Per altro verso, però, la previsione in commento non esclude che un sistema di IA sia oggetto, e non strumento, della creatività umana. Così come un software innovativo ha tutte le caratteristiche per essere protetto come opera dell'ingegno (umano), così anche una soluzione di IA che presenti caratteri di originalità si predispone ad essere ugualmente un prodotto della creatività dell'intelletto umano e, quindi, in quanto tale tutelabile giuridicamente.
Le nuove disposizioni, in altre parole, non solo non costituiscono un ostacolo alla proteggibilità degli investimenti nello sviluppo di sistemi di IA, ma prendono atto dell'utilizzo crescente di tali soluzioni nell'arte, nella scienza e nell'impresa fissando un principio di prevalenza dell'apporto umano per la tutela autoriale.

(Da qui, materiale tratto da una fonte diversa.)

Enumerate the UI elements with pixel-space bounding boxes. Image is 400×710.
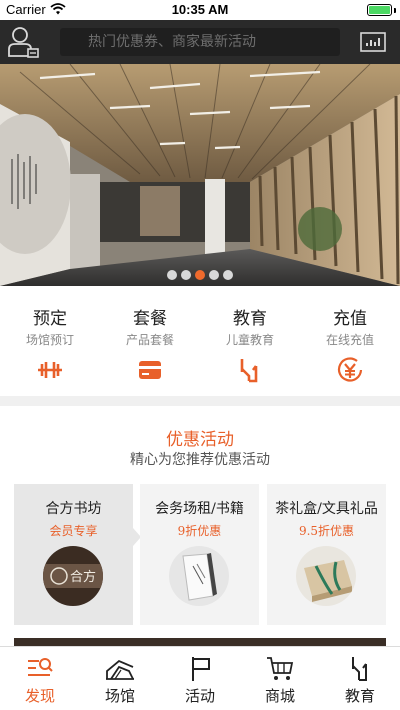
bookstore-sign-text: 合方 xyxy=(70,569,96,585)
tab-label: 活动 xyxy=(184,687,215,705)
cart-icon xyxy=(267,657,294,680)
quick-nav-package[interactable]: 套餐 产品套餐 xyxy=(100,286,200,396)
banner-carousel[interactable] xyxy=(0,64,400,286)
carousel-dot[interactable] xyxy=(223,270,233,280)
quick-nav-booking[interactable]: 预定 场馆预订 xyxy=(0,286,100,396)
promo-card-badge: 9.5折优惠 xyxy=(298,524,355,538)
carousel-dots[interactable] xyxy=(0,270,400,280)
tab-activity[interactable]: 活动 xyxy=(160,647,240,710)
promo-subtitle: 精心为您推荐优惠活动 xyxy=(130,452,270,468)
education-icon xyxy=(240,359,258,383)
tab-label: 发现 xyxy=(24,687,55,705)
discover-icon xyxy=(28,658,53,676)
tab-label: 场馆 xyxy=(104,687,135,705)
battery-nub xyxy=(394,8,396,13)
carousel-dot-active[interactable] xyxy=(195,270,205,280)
promo-card-title: 会务场租/书籍 xyxy=(155,501,244,517)
carousel-dot[interactable] xyxy=(181,270,191,280)
promo-card-venue[interactable]: 会务场租/书籍 9折优惠 xyxy=(140,484,259,625)
dumbbell-icon xyxy=(38,362,62,378)
gift-box-image xyxy=(296,546,356,606)
bookstore-sign-image: 合方 xyxy=(43,546,103,606)
chart-icon[interactable] xyxy=(360,31,386,53)
status-time: 10:35 AM xyxy=(171,2,229,17)
venue-icon xyxy=(106,659,134,680)
quick-nav-subtitle: 产品套餐 xyxy=(125,333,174,347)
quick-nav-title: 充值 xyxy=(333,309,367,329)
tab-label: 商城 xyxy=(264,687,295,705)
bottom-tab-bar: 发现 场馆 活动 商城 教育 xyxy=(0,646,400,710)
promo-card-title: 茶礼盒/文具礼品 xyxy=(275,501,378,517)
carousel-dot[interactable] xyxy=(167,270,177,280)
quick-nav-subtitle: 儿童教育 xyxy=(225,333,274,347)
carousel-dot[interactable] xyxy=(209,270,219,280)
tab-venue[interactable]: 场馆 xyxy=(80,647,160,710)
book-image xyxy=(169,546,229,606)
yuan-icon xyxy=(337,357,363,382)
flag-icon xyxy=(192,657,210,681)
banner-image xyxy=(0,64,400,286)
next-section-preview xyxy=(14,638,386,646)
user-profile-icon[interactable] xyxy=(6,25,40,59)
tab-education[interactable]: 教育 xyxy=(320,647,400,710)
education-icon xyxy=(352,657,367,681)
quick-nav-title: 套餐 xyxy=(133,309,167,329)
promo-card-gift[interactable]: 茶礼盒/文具礼品 9.5折优惠 xyxy=(267,484,386,625)
promo-card-badge: 9折优惠 xyxy=(177,524,222,538)
tab-mall[interactable]: 商城 xyxy=(240,647,320,710)
quick-nav-title: 教育 xyxy=(233,309,267,329)
promo-title: 优惠活动 xyxy=(166,430,234,450)
tab-label: 教育 xyxy=(344,687,375,705)
search-input[interactable]: 热门优惠券、商家最新活动 xyxy=(60,28,340,56)
section-divider xyxy=(0,396,400,406)
quick-nav-subtitle: 在线充值 xyxy=(325,333,374,347)
quick-nav-education[interactable]: 教育 儿童教育 xyxy=(200,286,300,396)
card-icon xyxy=(139,361,161,379)
tab-discover[interactable]: 发现 xyxy=(0,647,80,710)
quick-nav-title: 预定 xyxy=(33,309,67,329)
promo-card-badge: 会员专享 xyxy=(49,524,98,538)
status-bar: Carrier 10:35 AM xyxy=(0,0,400,20)
promo-card-title: 合方书坊 xyxy=(45,501,102,517)
quick-nav: 预定 场馆预订 套餐 产品套餐 教育 儿童教育 充值 在线充值 xyxy=(0,286,400,396)
top-header: 热门优惠券、商家最新活动 xyxy=(0,20,400,64)
quick-nav-recharge[interactable]: 充值 在线充值 xyxy=(300,286,400,396)
promo-card-bookstore[interactable]: 合方书坊 会员专享 合方 xyxy=(14,484,133,625)
battery-icon xyxy=(367,4,392,16)
quick-nav-subtitle: 场馆预订 xyxy=(25,333,74,347)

Non vi è dunque alcun ostacolo giuridico nel ritenere che un sistema di IA possa essere il frutto di uno sviluppo originale attribuibile all'uomo, con tutte le conseguenze che possano derivarne anche in altri ambiti giuridici.
Riflessi Patent Box
Come noto, il Patent Box è un regime opzionale che consente di dedurre in via maggiorata ai fini IRES ed IRAP i costi di ricerca e sviluppo sostenuti al fine di creare, sviluppare o mantenere determinati beni intangibili (intellectual property) sui quali l'impresa vanti il diritto allo sfruttamento economico.

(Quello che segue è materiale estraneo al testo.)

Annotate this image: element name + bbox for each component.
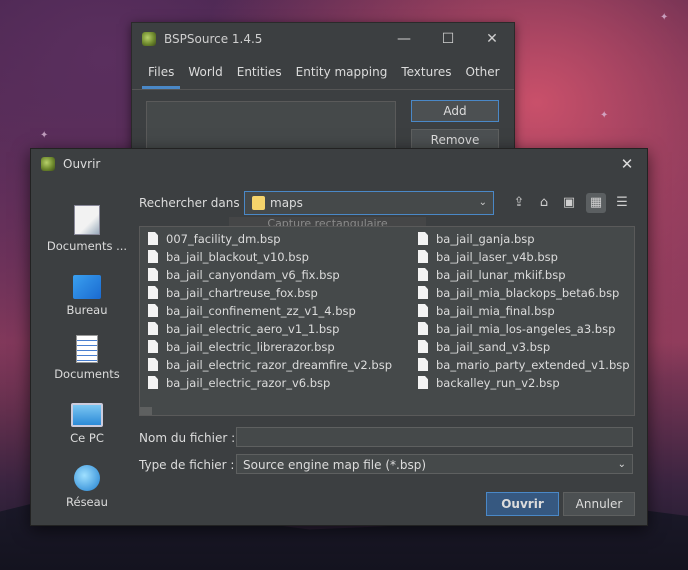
file-icon: [418, 232, 428, 245]
file-item[interactable]: ba_mario_party_extended_v1.bsp: [418, 356, 630, 374]
file-column-2: ba_jail_ganja.bsp ba_jail_laser_v4b.bsp …: [418, 230, 630, 392]
minimize-button[interactable]: —: [382, 31, 426, 47]
chevron-down-icon: ⌄: [478, 197, 487, 208]
maximize-button[interactable]: ☐: [426, 31, 470, 47]
file-item[interactable]: ba_jail_electric_razor_v6.bsp: [148, 374, 392, 392]
bspsource-window: BSPSource 1.4.5 — ☐ ✕ Files World Entiti…: [131, 22, 515, 163]
home-icon[interactable]: ⌂: [534, 193, 554, 213]
place-this-pc[interactable]: Ce PC: [37, 381, 137, 445]
list-view-icon[interactable]: ☰: [612, 193, 632, 213]
place-label: Ce PC: [70, 431, 104, 445]
file-column-1: 007_facility_dm.bsp ba_jail_blackout_v10…: [148, 230, 392, 392]
place-label: Documents: [54, 367, 120, 381]
file-item[interactable]: ba_jail_confinement_zz_v1_4.bsp: [148, 302, 392, 320]
bspsource-app-icon: [142, 32, 156, 46]
file-item[interactable]: ba_jail_ganja.bsp: [418, 230, 630, 248]
file-icon: [418, 286, 428, 299]
file-item[interactable]: 007_facility_dm.bsp: [148, 230, 392, 248]
file-icon: [418, 376, 428, 389]
tab-world[interactable]: World: [182, 59, 228, 89]
network-icon: [74, 465, 100, 491]
file-item[interactable]: ba_jail_electric_aero_v1_1.bsp: [148, 320, 392, 338]
computer-icon: [71, 403, 103, 427]
place-label: Documents ...: [46, 239, 128, 253]
file-item[interactable]: ba_jail_electric_librerazor.bsp: [148, 338, 392, 356]
title-bar: BSPSource 1.4.5 — ☐ ✕: [132, 23, 514, 55]
file-icon: [418, 358, 428, 371]
background-star: ✦: [600, 110, 609, 121]
file-icon: [148, 232, 158, 245]
tab-entity-mapping[interactable]: Entity mapping: [290, 59, 394, 89]
places-sidebar: Documents ... Bureau Documents Ce PC Rés…: [37, 189, 137, 509]
file-icon: [418, 322, 428, 335]
file-icon: [148, 250, 158, 263]
add-button[interactable]: Add: [411, 100, 499, 122]
file-item[interactable]: ba_jail_canyondam_v6_fix.bsp: [148, 266, 392, 284]
file-item[interactable]: ba_jail_electric_razor_dreamfire_v2.bsp: [148, 356, 392, 374]
filetype-dropdown[interactable]: Source engine map file (*.bsp) ⌄: [236, 454, 633, 474]
filetype-value: Source engine map file (*.bsp): [243, 458, 426, 472]
grid-view-icon[interactable]: ▦: [586, 193, 606, 213]
file-item[interactable]: ba_jail_sand_v3.bsp: [418, 338, 630, 356]
place-documents[interactable]: Documents: [37, 317, 137, 381]
background-star: ✦: [40, 130, 49, 141]
up-folder-icon[interactable]: ⇪: [509, 193, 529, 213]
place-label: Bureau: [66, 303, 108, 317]
background-star: ✦: [660, 12, 669, 23]
file-item[interactable]: ba_jail_lunar_mkiif.bsp: [418, 266, 630, 284]
filetype-label: Type de fichier :: [139, 458, 235, 472]
file-icon: [418, 250, 428, 263]
filename-label: Nom du fichier :: [139, 431, 236, 445]
new-folder-icon[interactable]: ▣: [559, 193, 579, 213]
file-icon: [148, 376, 158, 389]
window-title: BSPSource 1.4.5: [164, 32, 263, 46]
file-icon: [148, 304, 158, 317]
file-icon: [418, 268, 428, 281]
horizontal-scrollbar[interactable]: [140, 407, 152, 415]
file-icon: [418, 340, 428, 353]
file-icon: [418, 304, 428, 317]
tab-files[interactable]: Files: [142, 59, 181, 89]
file-item[interactable]: ba_jail_mia_blackops_beta6.bsp: [418, 284, 630, 302]
file-icon: [148, 322, 158, 335]
cancel-button[interactable]: Annuler: [563, 492, 635, 516]
tab-other[interactable]: Other: [460, 59, 506, 89]
file-item[interactable]: backalley_run_v2.bsp: [418, 374, 630, 392]
file-icon: [148, 358, 158, 371]
dialog-title: Ouvrir: [63, 157, 101, 171]
file-item[interactable]: ba_jail_blackout_v10.bsp: [148, 248, 392, 266]
dialog-app-icon: [41, 157, 55, 171]
file-item[interactable]: ba_jail_chartreuse_fox.bsp: [148, 284, 392, 302]
place-label: Réseau: [66, 495, 108, 509]
dialog-title-bar: Ouvrir ✕: [31, 149, 647, 179]
open-dialog: Ouvrir ✕ Documents ... Bureau Documents …: [30, 148, 648, 526]
file-icon: [148, 268, 158, 281]
file-icon: [148, 340, 158, 353]
dialog-close-button[interactable]: ✕: [607, 155, 647, 173]
close-button[interactable]: ✕: [470, 31, 514, 47]
place-network[interactable]: Réseau: [37, 445, 137, 509]
filename-input[interactable]: [236, 427, 633, 447]
place-desktop[interactable]: Bureau: [37, 253, 137, 317]
tab-textures[interactable]: Textures: [395, 59, 457, 89]
folder-icon: [252, 196, 265, 210]
desktop-icon: [73, 275, 101, 299]
tab-bar: Files World Entities Entity mapping Text…: [132, 59, 514, 90]
look-in-value: maps: [270, 196, 303, 210]
look-in-label: Rechercher dans :: [139, 196, 248, 210]
file-icon: [148, 286, 158, 299]
open-button[interactable]: Ouvrir: [486, 492, 559, 516]
file-list[interactable]: 007_facility_dm.bsp ba_jail_blackout_v10…: [139, 226, 635, 416]
tab-entities[interactable]: Entities: [231, 59, 288, 89]
file-item[interactable]: ba_jail_mia_los-angeles_a3.bsp: [418, 320, 630, 338]
look-in-dropdown[interactable]: maps ⌄: [244, 191, 494, 215]
place-recent-documents[interactable]: Documents ...: [37, 189, 137, 253]
recent-documents-icon: [74, 205, 100, 235]
file-item[interactable]: ba_jail_mia_final.bsp: [418, 302, 630, 320]
file-item[interactable]: ba_jail_laser_v4b.bsp: [418, 248, 630, 266]
chevron-down-icon: ⌄: [617, 459, 626, 470]
documents-icon: [76, 335, 98, 363]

In questo contesto, salvo che il bene non sia costituito da un brevetto industriale concesso a titolo definitivo, l'impresa è tenuta ad autocertificare l'esistenza del bene in base alle norme del diritto d'autore (o a discipline affini, come il Regolamento (CE) n. 6/2022 per i disegni e modelli non registrati), provando:
Va da sé che l'evoluzione della legge sul diritto d'autore avrà impatti diretti sulle future opzioni Patent Box: l'impresa, in sede di individuazione dei beni eleggibili, col supporto dei propri legali interni o esterni, potrà includere nel beneficio, ove ne sussistano tutte le condizioni, anche quelli creati con il supporto dell'AI, come ad esempio ad un software creato con assistenza tecnologica in fase di coding.
Ciò detto, non potendocisi astenere, in sede di certificazione dell'IP, di dare atto della presenza dell'AI in fase di sviluppo del bene, si renderà poi necessario dimostrare concretamente come l'apporto di “creatività” sia principalmente di fonte “umana” e quindi attribuibile ad un soggetto specifico esistente (autore).
Andrà quindi motivato il ruolo dell'autore in carne ed ossa all'interno del progetto, il che porterà, perché no, a maggior consapevolezza di come il contributo umano, all'interno del processo di creazione, possa portare a differenti risultati pur partendo da basi e strumenti comuni.
È facile ipotizzare come gli ambiti entro cui si rinvenire le spese eleggibili si modifichino coerentemente: presumibile attendersi come parte del beneficio sarà computato sui costi per addestramento, lo sviluppo o l'integrazione di algoritmi di IA.
In presenza del meccanismo premiale (recapture), sarà indispensabile disporre di un sistema contabile e documentale che consenta di ricondurre ogni spesa sostenuta negli anni precedenti al progetto di sviluppo del bene intangibile, dimostrando il nesso tra costo originario e risultato finale. Tale tracciabilità assume rilievo particolare nei processi di creazione basati su AI, dove la distinzione tra attività umana e “automatizzata” può incidere sulla spettanza del beneficio.